Clouds on the Horizon
On Corporations, Feudalism and Sometimes Democracy
DOI:
https://doi.org/10.60054/SBG.2025.29.87-103Keywords:
platform feudalism, technofeudalism, cloud, digital sovereigntyAbstract
In recent years, more and more authors have analyzed the role of digital media in politics by resorting to comparisons with feudalism. These authors come from different national contexts and from different disciplines such as anthropology, economics, political science, etc. This article attempts to initially systematize these comparisons with the feudal era by outlining two main approaches. The first approach introduces the concept of “platform feudalism” to describe the power relations between digital platforms (for communication or commerce) and their users. The second approach speaks of “technofeudalism” to describe the power relations between corporations, their users and the state. The first approach examines in depth the historical rise of new digital platforms, as well as the practices of their users and their consequences for the public sphere. The second approach examines the transition from platform power to infrastructure dominance of some platforms (AWS, Google and Microsoft) and follows the first chronologically because it analyzes precisely the more recent focus of these companies on the cloud as a service and as a key prerequisite for training Artificial Intelligence.
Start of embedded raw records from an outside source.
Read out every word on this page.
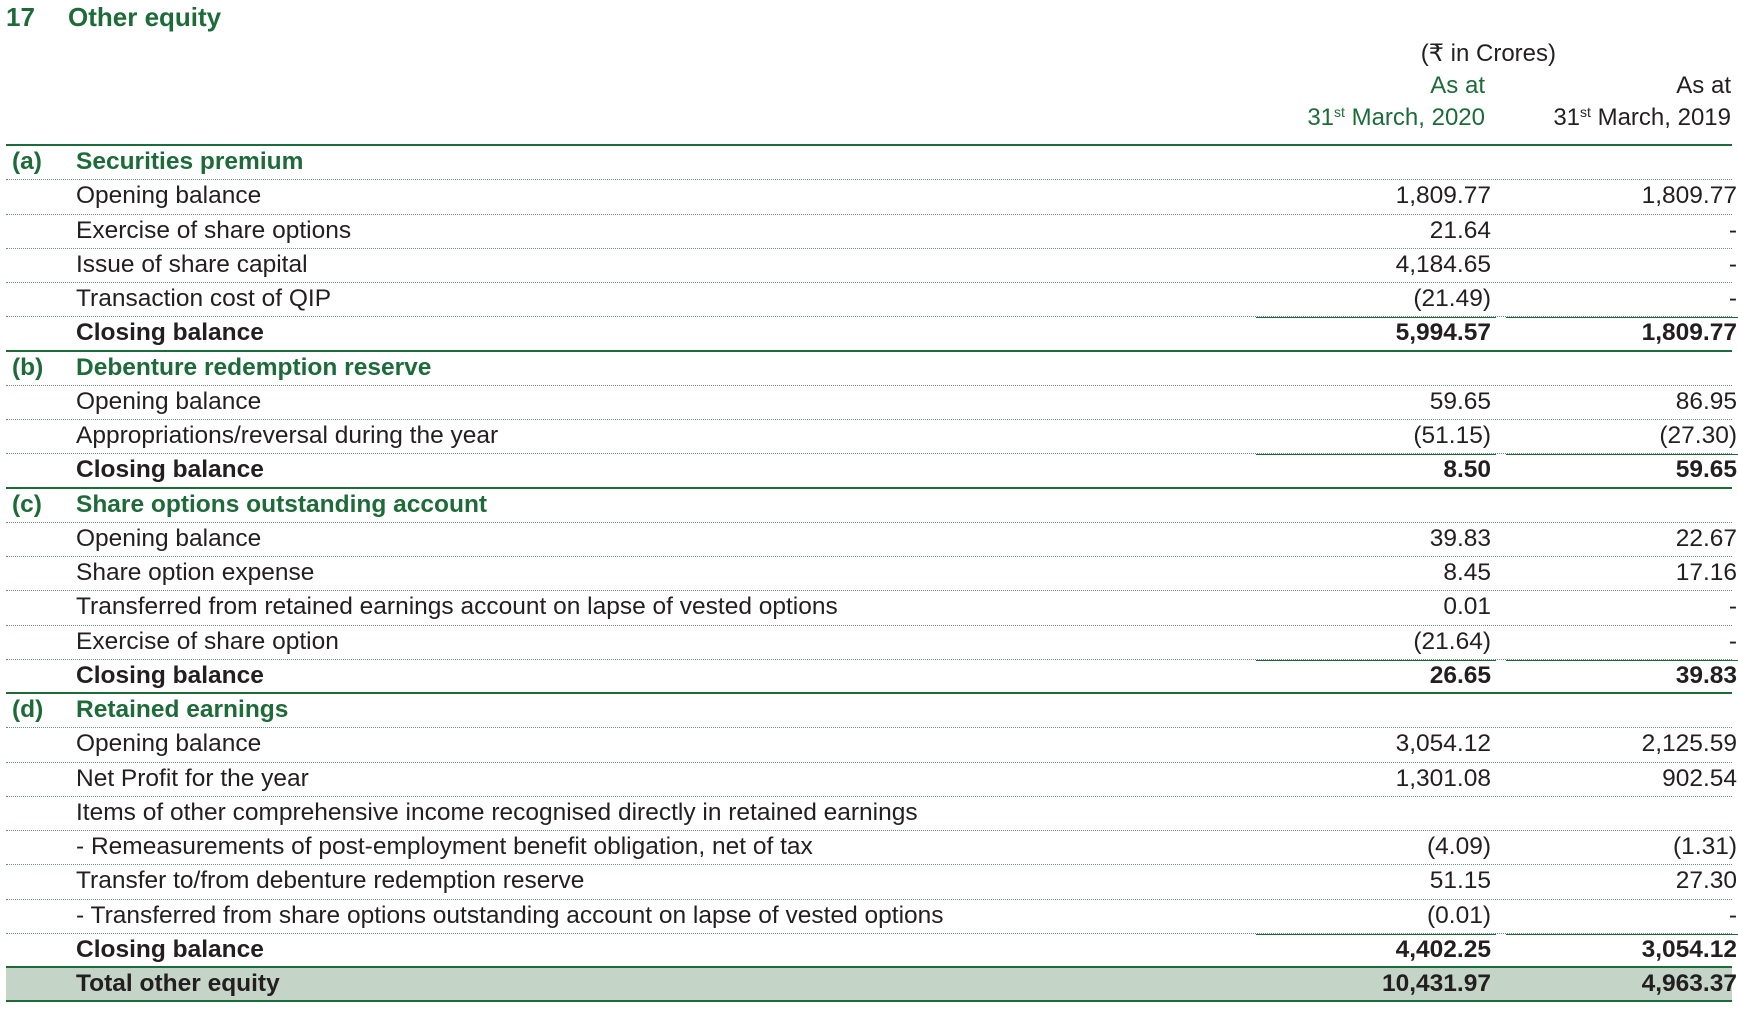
17	Other equity
(₹ in Crores)
As at
31st March, 2020
As at
31st March, 2019
(a) Securities premium
Opening balance	1,809.77	1,809.77
Exercise of share options	21.64	-
Issue of share capital	4,184.65	-
Transaction cost of QIP	(21.49)	-
Closing balance	5,994.57	1,809.77
(b) Debenture redemption reserve
Opening balance	59.65	86.95
Appropriations/reversal during the year	(51.15)	(27.30)
Closing balance	8.50	59.65
(c) Share options outstanding account
Opening balance	39.83	22.67
Share option expense	8.45	17.16
Transferred from retained earnings account on lapse of vested options	0.01	-
Exercise of share option	(21.64)	-
Closing balance	26.65	39.83
(d) Retained earnings
Opening balance	3,054.12	2,125.59
Net Profit for the year	1,301.08	902.54
Items of other comprehensive income recognised directly in retained earnings
- Remeasurements of post-employment benefit obligation, net of tax	(4.09)	(1.31)
Transfer to/from debenture redemption reserve	51.15	27.30
- Transferred from share options outstanding account on lapse of vested options	(0.01)	-
Closing balance	4,402.25	3,054.12
Total other equity	10,431.97	4,963.37
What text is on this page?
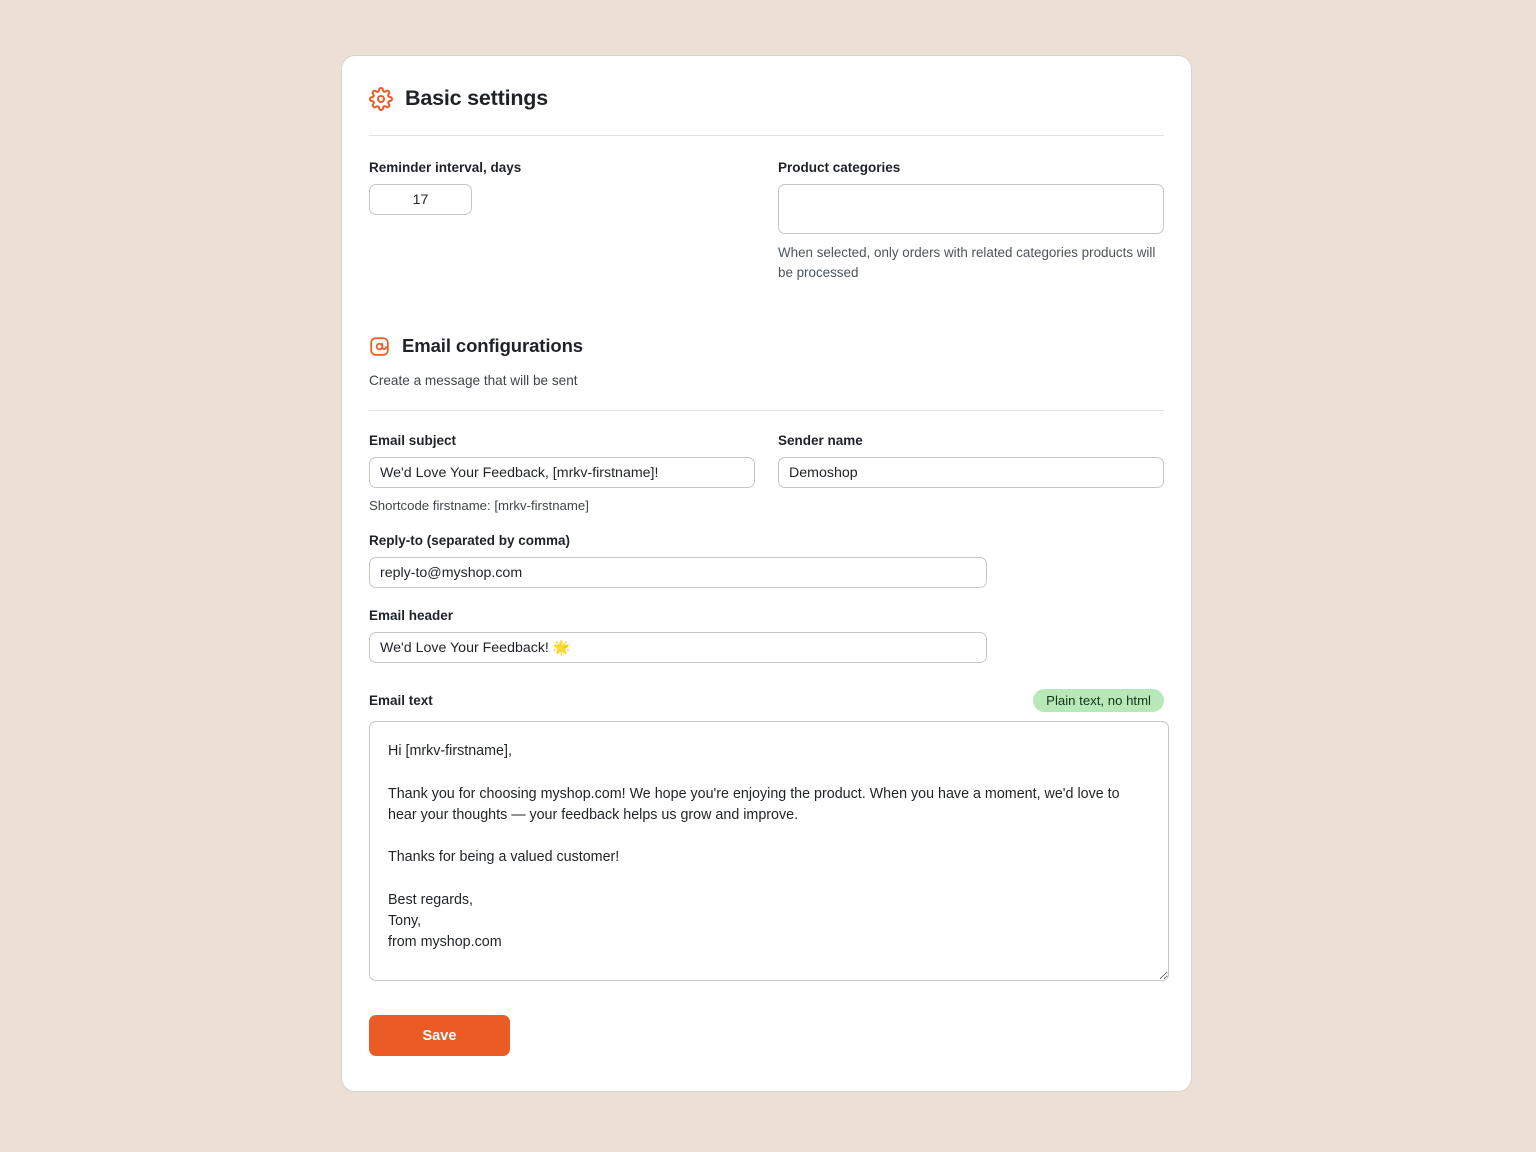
Basic settings
Reminder interval, days
17	Product categories
When selected, only orders with related categories products will be processed
Email configurations
Create a message that will be sent
Email subject
We'd Love Your Feedback, [mrkv-firstname]!
Shortcode firstname: [mrkv-firstname]
Sender name
Demoshop
Reply-to (separated by comma)
reply-to@myshop.com
Email header
We'd Love Your Feedback! 🌟
Email text	Plain text, no html
Hi [mrkv-firstname], Thank you for choosing myshop.com! We hope you're enjoying the product. When you have a moment, we'd love to hear your thoughts — your feedback helps us grow and improve. Thanks for being a valued customer! Best regards, Tony, from myshop.com Save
After outlining these two fields of analysis, the article comments on how states respond to the power claims of technoplatforms in an attempt to protect (with greater or lesser success) their digital sovereignty. Attempts to find alternative solutions by states, however, are also not without problems, because the role of democratic participation in them is so far minimal. Thus, the digital transformations of our time and the new race to build a digital infrastructure on a global scale hang like a cloud over democracy.